L’exigence esthétique est croissante au XIXe siècle. Or cela n’est pas sans conséquences sur l’évaluation du corps. L’usage banalisé du chiffre via la prise des mensurations puis le calcul du poids, la diffusion du miroir en pieds vendu dans les grands magasins, puis la progression des loisirs et des vacances en bord de mer en attestent. D’ailleurs, la distinction sociale est davantage relative à l’esthétique. La représentation du bourgeois ventru s’impose au début du XIXe siècle, mais cette obésité serait contrôlée et signe d’autorité. Un embonpoint identique dans les classes inférieures est condamné. L’obésité est plus mondaine qu’ouvrière mais au XXe siècle ce schéma traditionnel est bouleversé, plus aucune classe sociale n’étant épargnée avec l’essor de la consommation de masse. Le jugement sévère à l’égard des plus pauvres se renforce encore avec l’émergence d’une société qui valorise le rendement donc le muscle.
Par ailleurs, la condamnation de l’obésité est genrée, les femmes obèses plus que les hommes sont désavouées. Historiquement la minceur incarne la faiblesse, la fragilité des traits féminins. Ce raisonnement évolue avec le nouveau statut des femmes au XXe siècle, celui des femmes dynamiques. Dès lors, la chair molle laisse place à la musculature. Malgré tout, cette mutation ne retire rien à la virulence de la stigmatisation.
Au XXe siècle, la stigmatisation de l’obésité prend une nouvelle forme, l’auto-témoignage se transforme. Ces récits abordent à la fois une souffrance physique et psychologique. Cela prend corps dans Le martyre de l’obèse d’Henri Béraud, prix Goncourt en 1922. Cette expression ainsi libérée est le résultat d’une attention particulière à « soi », à l’exigence croissante de la confiance en soi dans une société de plus en plus individualiste. Cette douleur psychologique survient avec les moqueries enfantines, puis croît avec l’incapacité à séduire un prétendant, à se reconnaître dans son corps. Ces malades font également les frais de traitements infructueux qui compromettent le peu d’estime de soi. La stigmatisation se déplace dans les années 1920 ; l’obèse n’est plus le gourmand ni l’oisif mais celui qui refuse la thérapie. Pour reprendre les mots d’Henri Béraud, l’obèse devient martyr.
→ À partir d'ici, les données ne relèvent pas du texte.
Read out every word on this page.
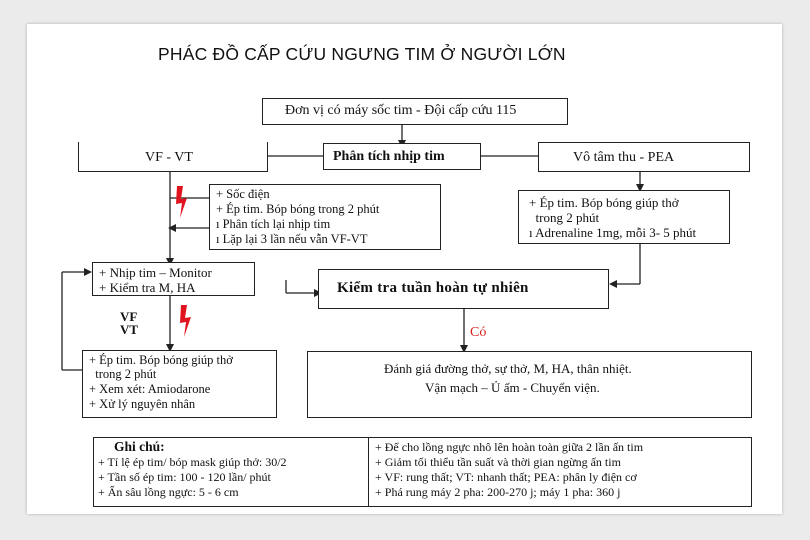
PHÁC ĐỒ CẤP CỨU NGƯNG TIM Ở NGƯỜI LỚN
Đơn vị có máy sốc tim - Đội cấp cứu 115
VF - VT	Phân tích nhịp tim	Vô tâm thu - PEA
+ Sốc điện
+ Ép tim. Bóp bóng trong 2 phút
ı Phân tích lại nhịp tim
ı Lặp lại 3 lần nếu vẫn VF-VT
+ Ép tim. Bóp bóng giúp thở
trong 2 phút
ı Adrenaline 1mg, mỗi 3- 5 phút
+ Nhịp tim – Monitor
+ Kiểm tra M, HA	Kiểm tra tuần hoàn tự nhiên
VF
VT	Có
+ Ép tim. Bóp bóng giúp thở
trong 2 phút
+ Xem xét: Amiodarone
+ Xử lý nguyên nhân
Đánh giá đường thở, sự thở, M, HA, thân nhiệt.
Vận mạch – Ủ ấm - Chuyển viện.
Ghi chú:
+ Tỉ lệ ép tim/ bóp mask giúp thở: 30/2
+ Tần số ép tim: 100 - 120 lần/ phút
+ Ấn sâu lồng ngực: 5 - 6 cm
+ Để cho lồng ngực nhô lên hoàn toàn giữa 2 lần ấn tim
+ Giảm tối thiểu tần suất và thời gian ngừng ấn tim
+ VF: rung thất; VT: nhanh thất; PEA: phân ly điện cơ
+ Phá rung máy 2 pha: 200-270 j; máy 1 pha: 360 j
Dans les décennies qui suivent, l’obésité s’inscrit comme un problème de santé publique. La politisation de la maladie n’est pas brutale mais plutôt le fruit d’un long processus au cours duquel la santé physique, sociale et mentale de l’obèse est successivement remise en cause. Cela se traduit par plusieurs conséquences positives. D’une part, la médiatisation croissante de l’obésité à la fin du XXe siècle via la publicité, la presse ou le cinéma, comme avec le documentaire à succès Super Size me (2004). D’autre part, son inscription dans la loi. En France, une loi préventive votée en 2007 instaure des messages publicitaires pour sensibiliser le grand public à une alimentation saine ; « évitez de grignoter entre le repas », « mangez au moins cinq fruits et légumes par jour ».
Références :
Georges VIGARELLO, Les métamorphoses du gras. Histoire de l’obésité, Seuil, 2010.
Julia CSERGO, Trop gros ? L’obésité et ses représentations, Autrement, 2009.
Pour citer cet article : Pauline Bourdais, "Obésité", dans Hervé Guillemain (dir.), DicoPolHiS, Le Mans Université, 2020.